Discussing the approach
My final model results were:
- validation set accuracy of 94.3%
- test set accuracy of 93.7%
I experimented quite a lot with two models – the classic LeNet5 and a modified LeNet described in the afforementioned research paper by Sermanet and LeCun.
-
2017/06/10 89.1%
- preprocessing: normalization
- model: LeNet, batch size: 128, epochs: 10, rate: 0.001, mu: 0, sigma: 0.1
-
2017/06/11 91.6%
- preprocessing: normalization grayscale
- model: LeNet, batch size: 150, epochs: 10, rate: 0.001, mu: 0, sigma: 0.1
-
2017/06/11 93.3%
- add dropout to LeNet
- preprocessing: normalization grayscale
- model: LeNet, batch size: 150, epochs: 10, rate: 0.001, mu: 0, sigma: 0.1, keep_prob: 0.5
-
2017/06/11 90.8%
- preprocessing: normalization grayscale
- modified LeNet according to research paper
- convolution 32x32x1 to 28x28x6
- subsampling (maxpooling) 28x28x6 to 14x14x6
- convolution 14x14x6 to 10x10x16
- subsampling (maxpooling) 10x10x16 to 5x5x16
- branch out
- branch:
- convolution 5x5x16 to 1x1x400
- flatten 1x1x400 to 400
- branch:
- flatten 5x5x16 to 400
- branch:
- concatenate 2 branches to 800
- fully connected
- model: ModLeNet, batch size: 128, epochs: 10, rate: 0.001, mu: 0, sigma: 0.1
-
2017/06/11 93.9%
- add dropout to ModLeNet
- preprocessing: normalization grayscale
- model: ModLeNet, batch size: 128, epochs: 10, rate: 0.001, mu: 0, sigma: 0.1, keep_prob: 0.5
-
2017/06/11 94.2%
- decreased learning rate and increased epochs
- preprocessing: normalization grayscale
- model: ModLeNet, batch size: 128, epochs: 20, rate: 0.0005, mu: 0, sigma: 0.1, keep_prob: 0.5
-
2017/06/11 95.2%
- increased learning rate, increased epochs, increased batch size
- preprocessing: normalization grayscale
- model: ModLeNet, batch size: 150, epochs: 30, rate: 0.0008, mu: 0, sigma: 0.1, keep_prob: 0.5
-
2017/06/11 95.3%
- decreased batch size
- preprocessing: normalization grayscale
- model: ModLeNet, batch size: 100, epochs: 30, rate: 0.0008, mu: 0, sigma: 0.1, keep_prob: 0.5
-
2017/06/11 94.3%
- increase learning rate
- preprocessing: normalization grayscale
- model: ModLeNet, batch size: 100, epochs: 30, rate: 0.001, mu: 0, sigma: 0.1, keep_prob: 0.5
I believe the modified LeNet works well for the problem of classifying traffic signs. It takes an unorthodox approach of branching out the data after stage 1 and passing part of the result straight to the output classifier. The dropout operation also increases the accuracy of the model tremendously. I could have probably increased the batch size and increased the epochs a little more and kept the learning rate between 0.001 and 0.0005. I have not experimented with different probabilities for keep_prob.

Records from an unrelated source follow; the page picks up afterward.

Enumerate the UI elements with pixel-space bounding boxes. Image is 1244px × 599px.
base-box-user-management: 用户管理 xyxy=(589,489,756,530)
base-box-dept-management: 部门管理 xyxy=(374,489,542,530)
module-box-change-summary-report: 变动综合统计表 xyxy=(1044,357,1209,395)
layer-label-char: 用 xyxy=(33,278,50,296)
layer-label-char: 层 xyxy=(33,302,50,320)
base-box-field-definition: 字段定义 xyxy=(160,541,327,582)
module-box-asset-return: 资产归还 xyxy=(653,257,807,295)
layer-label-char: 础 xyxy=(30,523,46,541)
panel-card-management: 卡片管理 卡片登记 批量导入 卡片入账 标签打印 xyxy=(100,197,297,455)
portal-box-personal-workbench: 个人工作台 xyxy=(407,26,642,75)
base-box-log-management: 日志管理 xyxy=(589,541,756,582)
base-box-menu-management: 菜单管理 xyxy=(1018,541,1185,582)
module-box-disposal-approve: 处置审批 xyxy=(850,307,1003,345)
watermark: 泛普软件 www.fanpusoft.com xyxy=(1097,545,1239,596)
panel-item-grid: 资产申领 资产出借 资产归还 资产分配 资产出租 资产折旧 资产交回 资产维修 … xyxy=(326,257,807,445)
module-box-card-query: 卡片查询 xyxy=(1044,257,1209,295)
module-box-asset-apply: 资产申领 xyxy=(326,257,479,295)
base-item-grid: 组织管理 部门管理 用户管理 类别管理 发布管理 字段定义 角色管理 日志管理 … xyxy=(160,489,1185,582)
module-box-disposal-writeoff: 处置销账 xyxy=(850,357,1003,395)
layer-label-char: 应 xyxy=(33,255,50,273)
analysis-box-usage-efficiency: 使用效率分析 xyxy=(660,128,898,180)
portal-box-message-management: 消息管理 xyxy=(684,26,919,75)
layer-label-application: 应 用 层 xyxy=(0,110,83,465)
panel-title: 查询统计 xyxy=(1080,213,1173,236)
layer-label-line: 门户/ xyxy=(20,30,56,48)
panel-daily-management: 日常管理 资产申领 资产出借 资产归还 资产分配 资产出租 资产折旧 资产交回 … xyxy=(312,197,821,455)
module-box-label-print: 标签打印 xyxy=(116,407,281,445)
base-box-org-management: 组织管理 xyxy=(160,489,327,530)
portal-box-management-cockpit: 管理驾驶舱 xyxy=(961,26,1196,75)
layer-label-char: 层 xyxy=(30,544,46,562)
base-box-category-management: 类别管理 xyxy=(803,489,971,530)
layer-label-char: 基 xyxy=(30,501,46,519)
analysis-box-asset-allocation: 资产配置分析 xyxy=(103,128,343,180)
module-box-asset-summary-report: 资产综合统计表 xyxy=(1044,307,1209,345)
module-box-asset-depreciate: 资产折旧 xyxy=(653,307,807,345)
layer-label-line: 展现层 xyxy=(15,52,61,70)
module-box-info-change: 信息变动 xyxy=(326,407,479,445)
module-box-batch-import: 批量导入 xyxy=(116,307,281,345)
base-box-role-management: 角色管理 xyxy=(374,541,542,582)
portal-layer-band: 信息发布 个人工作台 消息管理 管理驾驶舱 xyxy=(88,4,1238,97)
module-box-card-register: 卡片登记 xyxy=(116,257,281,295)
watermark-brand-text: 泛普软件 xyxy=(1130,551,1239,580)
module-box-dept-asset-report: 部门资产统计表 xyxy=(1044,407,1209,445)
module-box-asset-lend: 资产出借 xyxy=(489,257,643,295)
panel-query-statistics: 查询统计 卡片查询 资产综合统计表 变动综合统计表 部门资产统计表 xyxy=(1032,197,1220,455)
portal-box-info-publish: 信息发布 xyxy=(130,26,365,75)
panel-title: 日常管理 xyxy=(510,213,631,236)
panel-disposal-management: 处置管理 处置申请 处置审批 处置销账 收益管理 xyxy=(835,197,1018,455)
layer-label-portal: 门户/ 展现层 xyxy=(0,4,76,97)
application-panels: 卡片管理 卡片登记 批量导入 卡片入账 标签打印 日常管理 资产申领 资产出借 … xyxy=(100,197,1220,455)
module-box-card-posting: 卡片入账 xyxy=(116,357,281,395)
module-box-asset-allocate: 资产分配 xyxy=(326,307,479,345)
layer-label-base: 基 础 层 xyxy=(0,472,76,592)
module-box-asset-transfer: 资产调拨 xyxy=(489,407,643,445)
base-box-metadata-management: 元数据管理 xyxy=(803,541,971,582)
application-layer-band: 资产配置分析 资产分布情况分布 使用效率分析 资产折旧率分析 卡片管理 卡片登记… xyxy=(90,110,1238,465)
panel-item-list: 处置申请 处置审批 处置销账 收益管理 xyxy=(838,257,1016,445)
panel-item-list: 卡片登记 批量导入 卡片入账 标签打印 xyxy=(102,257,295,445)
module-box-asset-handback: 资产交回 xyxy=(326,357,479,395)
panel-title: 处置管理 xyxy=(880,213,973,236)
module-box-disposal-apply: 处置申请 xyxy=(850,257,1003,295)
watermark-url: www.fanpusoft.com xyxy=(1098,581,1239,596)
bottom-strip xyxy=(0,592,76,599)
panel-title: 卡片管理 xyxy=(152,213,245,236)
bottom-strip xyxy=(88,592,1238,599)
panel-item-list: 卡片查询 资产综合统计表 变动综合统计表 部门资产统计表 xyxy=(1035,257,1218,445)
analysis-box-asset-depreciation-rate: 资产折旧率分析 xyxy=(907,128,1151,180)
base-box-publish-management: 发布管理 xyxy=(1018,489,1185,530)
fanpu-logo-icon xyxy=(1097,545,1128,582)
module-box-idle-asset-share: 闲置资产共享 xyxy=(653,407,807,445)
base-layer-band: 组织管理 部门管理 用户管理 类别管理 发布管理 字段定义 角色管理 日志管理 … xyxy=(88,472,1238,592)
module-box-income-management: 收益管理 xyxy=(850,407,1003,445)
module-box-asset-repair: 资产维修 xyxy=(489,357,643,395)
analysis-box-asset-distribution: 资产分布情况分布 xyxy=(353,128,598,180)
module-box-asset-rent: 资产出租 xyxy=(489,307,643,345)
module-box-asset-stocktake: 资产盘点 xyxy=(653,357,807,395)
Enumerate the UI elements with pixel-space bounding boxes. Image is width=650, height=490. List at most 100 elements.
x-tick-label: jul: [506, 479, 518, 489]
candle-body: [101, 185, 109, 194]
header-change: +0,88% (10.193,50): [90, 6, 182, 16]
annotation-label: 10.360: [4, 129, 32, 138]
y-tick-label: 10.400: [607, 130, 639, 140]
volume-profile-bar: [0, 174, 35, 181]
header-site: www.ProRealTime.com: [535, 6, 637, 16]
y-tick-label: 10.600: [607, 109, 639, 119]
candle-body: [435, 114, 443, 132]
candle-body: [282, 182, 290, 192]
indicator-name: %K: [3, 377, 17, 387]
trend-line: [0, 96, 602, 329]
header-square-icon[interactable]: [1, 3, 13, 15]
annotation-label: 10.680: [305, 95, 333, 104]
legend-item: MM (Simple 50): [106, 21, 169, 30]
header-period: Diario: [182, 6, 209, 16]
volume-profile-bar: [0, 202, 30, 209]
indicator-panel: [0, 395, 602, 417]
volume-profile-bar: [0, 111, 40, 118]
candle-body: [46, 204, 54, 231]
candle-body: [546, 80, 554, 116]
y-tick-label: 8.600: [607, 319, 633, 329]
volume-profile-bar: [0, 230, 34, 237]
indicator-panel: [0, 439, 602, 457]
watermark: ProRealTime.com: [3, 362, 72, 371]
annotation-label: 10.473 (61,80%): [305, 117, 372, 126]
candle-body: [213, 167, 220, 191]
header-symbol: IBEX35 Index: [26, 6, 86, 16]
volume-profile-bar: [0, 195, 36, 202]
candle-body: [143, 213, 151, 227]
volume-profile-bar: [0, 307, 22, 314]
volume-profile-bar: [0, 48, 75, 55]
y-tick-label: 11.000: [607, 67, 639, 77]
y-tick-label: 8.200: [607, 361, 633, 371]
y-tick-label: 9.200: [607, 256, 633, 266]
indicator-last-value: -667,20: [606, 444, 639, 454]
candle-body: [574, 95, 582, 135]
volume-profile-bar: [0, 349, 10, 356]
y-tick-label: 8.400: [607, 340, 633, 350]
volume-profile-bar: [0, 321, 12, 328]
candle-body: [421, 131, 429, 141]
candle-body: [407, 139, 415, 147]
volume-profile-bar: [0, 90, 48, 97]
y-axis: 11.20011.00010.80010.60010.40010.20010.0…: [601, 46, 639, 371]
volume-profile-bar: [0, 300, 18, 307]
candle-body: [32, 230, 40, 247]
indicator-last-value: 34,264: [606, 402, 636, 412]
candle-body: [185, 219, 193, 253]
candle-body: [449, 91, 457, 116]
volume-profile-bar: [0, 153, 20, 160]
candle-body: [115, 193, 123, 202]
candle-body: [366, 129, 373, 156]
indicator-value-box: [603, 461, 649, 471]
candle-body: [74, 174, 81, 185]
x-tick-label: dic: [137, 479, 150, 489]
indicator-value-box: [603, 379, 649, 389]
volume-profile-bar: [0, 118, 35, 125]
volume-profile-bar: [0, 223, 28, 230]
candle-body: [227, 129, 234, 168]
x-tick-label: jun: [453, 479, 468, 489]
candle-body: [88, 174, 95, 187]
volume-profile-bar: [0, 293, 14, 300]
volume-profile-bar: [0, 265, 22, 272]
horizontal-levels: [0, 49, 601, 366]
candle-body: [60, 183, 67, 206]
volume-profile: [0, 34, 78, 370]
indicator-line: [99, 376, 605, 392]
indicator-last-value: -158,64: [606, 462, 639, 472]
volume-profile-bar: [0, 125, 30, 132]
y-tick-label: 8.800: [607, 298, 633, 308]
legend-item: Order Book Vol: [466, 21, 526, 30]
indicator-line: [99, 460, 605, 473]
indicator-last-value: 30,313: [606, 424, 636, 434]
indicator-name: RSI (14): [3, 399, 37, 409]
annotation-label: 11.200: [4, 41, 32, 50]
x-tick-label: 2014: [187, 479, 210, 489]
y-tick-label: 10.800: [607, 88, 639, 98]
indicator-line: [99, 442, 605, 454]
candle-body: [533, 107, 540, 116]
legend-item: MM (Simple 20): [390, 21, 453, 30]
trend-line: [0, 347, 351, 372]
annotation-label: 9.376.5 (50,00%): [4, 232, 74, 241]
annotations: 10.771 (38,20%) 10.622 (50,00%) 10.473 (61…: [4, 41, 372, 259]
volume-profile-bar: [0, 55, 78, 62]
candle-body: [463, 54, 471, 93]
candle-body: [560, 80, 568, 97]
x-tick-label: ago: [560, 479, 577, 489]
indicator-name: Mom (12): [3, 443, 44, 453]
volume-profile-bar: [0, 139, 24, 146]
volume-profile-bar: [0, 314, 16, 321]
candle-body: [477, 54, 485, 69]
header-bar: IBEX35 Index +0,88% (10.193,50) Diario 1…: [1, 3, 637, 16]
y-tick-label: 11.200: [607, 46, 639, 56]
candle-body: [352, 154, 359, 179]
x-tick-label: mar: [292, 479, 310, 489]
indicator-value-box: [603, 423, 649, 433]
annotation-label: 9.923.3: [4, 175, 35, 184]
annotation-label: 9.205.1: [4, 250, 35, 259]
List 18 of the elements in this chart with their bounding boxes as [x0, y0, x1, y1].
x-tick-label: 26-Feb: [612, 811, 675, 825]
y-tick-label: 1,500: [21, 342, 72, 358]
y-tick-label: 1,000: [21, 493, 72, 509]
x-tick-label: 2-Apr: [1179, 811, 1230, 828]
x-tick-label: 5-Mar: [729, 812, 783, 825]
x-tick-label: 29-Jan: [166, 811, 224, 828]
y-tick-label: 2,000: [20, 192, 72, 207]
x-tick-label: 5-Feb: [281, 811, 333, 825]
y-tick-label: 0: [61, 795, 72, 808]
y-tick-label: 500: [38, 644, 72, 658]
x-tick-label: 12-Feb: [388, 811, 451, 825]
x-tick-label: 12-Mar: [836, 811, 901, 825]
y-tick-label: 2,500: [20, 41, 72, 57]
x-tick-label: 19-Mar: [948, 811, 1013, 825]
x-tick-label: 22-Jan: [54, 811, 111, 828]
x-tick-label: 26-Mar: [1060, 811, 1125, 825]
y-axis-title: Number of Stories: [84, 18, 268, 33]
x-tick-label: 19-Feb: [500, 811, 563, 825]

Qualities of new traffic sign images
Here are seven German traffic signs that I found on the web:
I cropped and resized the images to fit the 32x32x3 dimensions the model requires as input. So all seven images are of good enough quality to be recognized by the trained classifier. However the "No Entry" sign has a sign of triangular shape behind it. So that might be tricky to classify correctly. Also the "Stop" sign has considerable shade making it hard to read even for a human being.
Model's predictions
Here are the results of the prediction:
The accuracy of the predictions is a consolidated 85.7% compared to an accuracy of 93.7% on the test set. Of course the test set has 12000+ images and I'm testing on 7 images so it's actually not a bad result. Only 1 of the 7 images was misclassified.
Certainty of model's predictions
The model is 100% sure on all the images except the "Speed Limit (50km/h)" image. I find that very odd because it seems to be one of the clearest images of the seven. I can only explain that there's something wrong with the image and it is not noticable by the naked eye.
It's great that the classifier is not 100% correct, because that means there is still work to do on improving the convnet and classifier.